A few years ago, Chris Perry went on an Alaskan cruise with her family to celebrate her parents’ 50th wedding anniversary. When she boarded the massive Norwegian Sun cruise ship, she felt “a little woozy and weird” from the boat’s gentle rocking, she remembers, but the sensation quickly faded. Perry didn’t feel seasick at all during the rest of the cruise, and spent a happy week marveling at the glaciers. But while standing in the Anchorage airport to catch her flight home to San Francisco, she suddenly felt the ground moving under her, undulating with the gentle rhythm of waves.
Many people have experienced this sensation after getting off a boat; they may sway or stagger until their vestibular system re-adapts to stationary ground and they get their “land legs” back. For most people, the feeling vanishes within minutes or hours. But in rare cases, and for mysterious reasons, the illusion persists for months or even years. Perry is one of those unlucky ones, a sufferer from the disorder rather poetically dubbed Mal de Debarquement syndrome.

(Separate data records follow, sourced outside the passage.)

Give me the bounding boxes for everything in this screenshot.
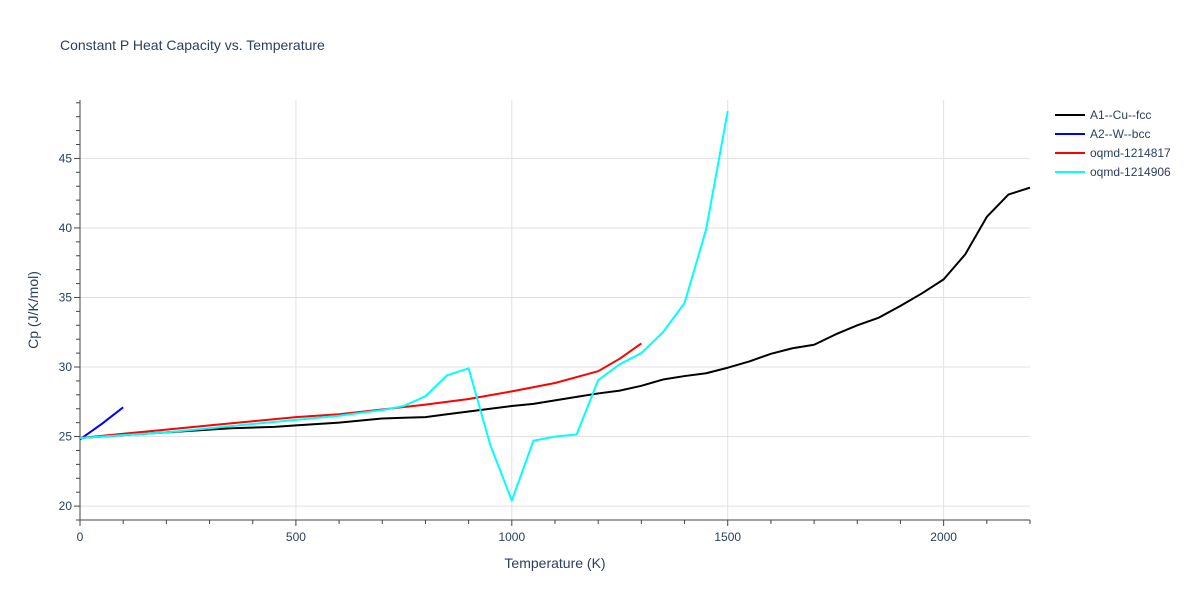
series-line-oqmd-1214817 [80,343,641,438]
series-line-A1--Cu--fcc [80,188,1030,438]
series-line-oqmd-1214906 [80,111,728,500]
x-tick-label: 500 [286,530,306,544]
legend-item[interactable]: oqmd-1214817 [1055,146,1171,160]
x-tick-label: 0 [77,530,84,544]
y-tick-label: 35 [59,290,73,304]
y-tick-label: 25 [59,430,73,444]
legend-label: A2--W--bcc [1090,127,1150,141]
x-tick-label: 2000 [930,530,957,544]
axes: 0 500 1000 1500 2000 20 25 30 35 40 45 [59,100,1030,544]
y-tick-label: 20 [59,499,73,513]
y-tick-label: 45 [59,151,73,165]
x-tick-label: 1000 [498,530,525,544]
x-axis-title: Temperature (K) [504,555,605,571]
legend[interactable]: A1--Cu--fcc A2--W--bcc oqmd-1214817 oqmd-12… [1055,108,1171,179]
legend-item[interactable]: A2--W--bcc [1055,127,1150,141]
y-tick-label: 40 [59,221,73,235]
y-axis-title: Cp (J/K/mol) [25,271,41,349]
legend-item[interactable]: A1--Cu--fcc [1055,108,1151,122]
plot-area [80,111,1030,500]
legend-item[interactable]: oqmd-1214906 [1055,165,1171,179]
legend-label: oqmd-1214906 [1090,165,1171,179]
legend-label: A1--Cu--fcc [1090,108,1151,122]
chart-title: Constant P Heat Capacity vs. Temperature [60,37,325,53]
legend-label: oqmd-1214817 [1090,146,1171,160]
grid [80,100,1030,520]
y-tick-label: 30 [59,360,73,374]
chart-svg: Constant P Heat Capacity vs. Temperature… [0,0,1200,600]
x-tick-label: 1500 [714,530,741,544]
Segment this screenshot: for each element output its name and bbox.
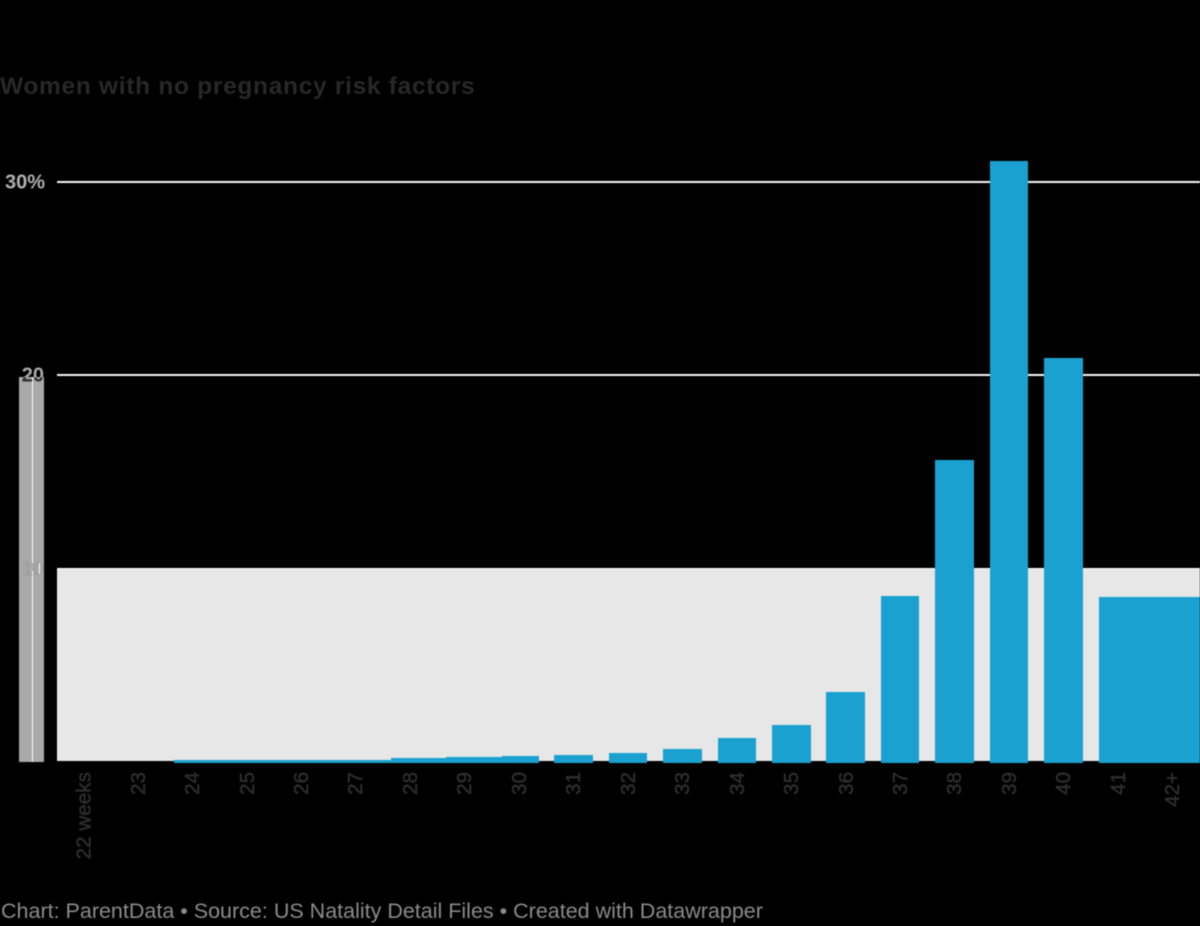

Perry had felt the world bobbing beneath her feet for nearly four months. She also had the constant sensation that her body was swaying in a clockwise circular motion, as if she were balancing on an unsteady deck. These feelings never stopped, and they completely disrupted her life. Over the months, she discovered which activities made her disorientation worse: looking down (chopping vegetables and doing dishes became problematic), focusing on something close-up (ditto for reading), sitting still with her eyes closed (so much for meditating), and being under bright fluorescent lights (forget about grocery shopping).
Perry grappled not just with daily discomfort, but also with the fear that something in her brain was permanently broken. “I cry every day,” she told me. She had seen a succession of doctors, neurologists, and inner-ear specialists, but none of them could help. Physical therapy didn’t do any good, and a prescription for Klonopin, a Valium-like drug that both reduces anxiety and suppresses the action of the vestibular system, only reduced her symptoms for short stretches.
“They’re going to put me in a magic spinning room,” she said wryly. “I hope so much they can fix me.”
But there’s new hope for Perry and for others, like her, who are internally out to sea. Their salvation may be found in a small, windowless lab at Mount Sinai Hospital in New York City. Here neurologist Mingjia Dai thinks he has discovered not only the faulty mechanism behind Mal de Debarquement syndrome (the name is French for “disembarkation sickness”), but also the first therapy that treats it effectively. So Perry, feeling desperate, flew to New York and paid $1,000 for the experimental treatment. “They’re going to put me in a magic spinning room,” she said wryly. “I hope so much they can fix me.”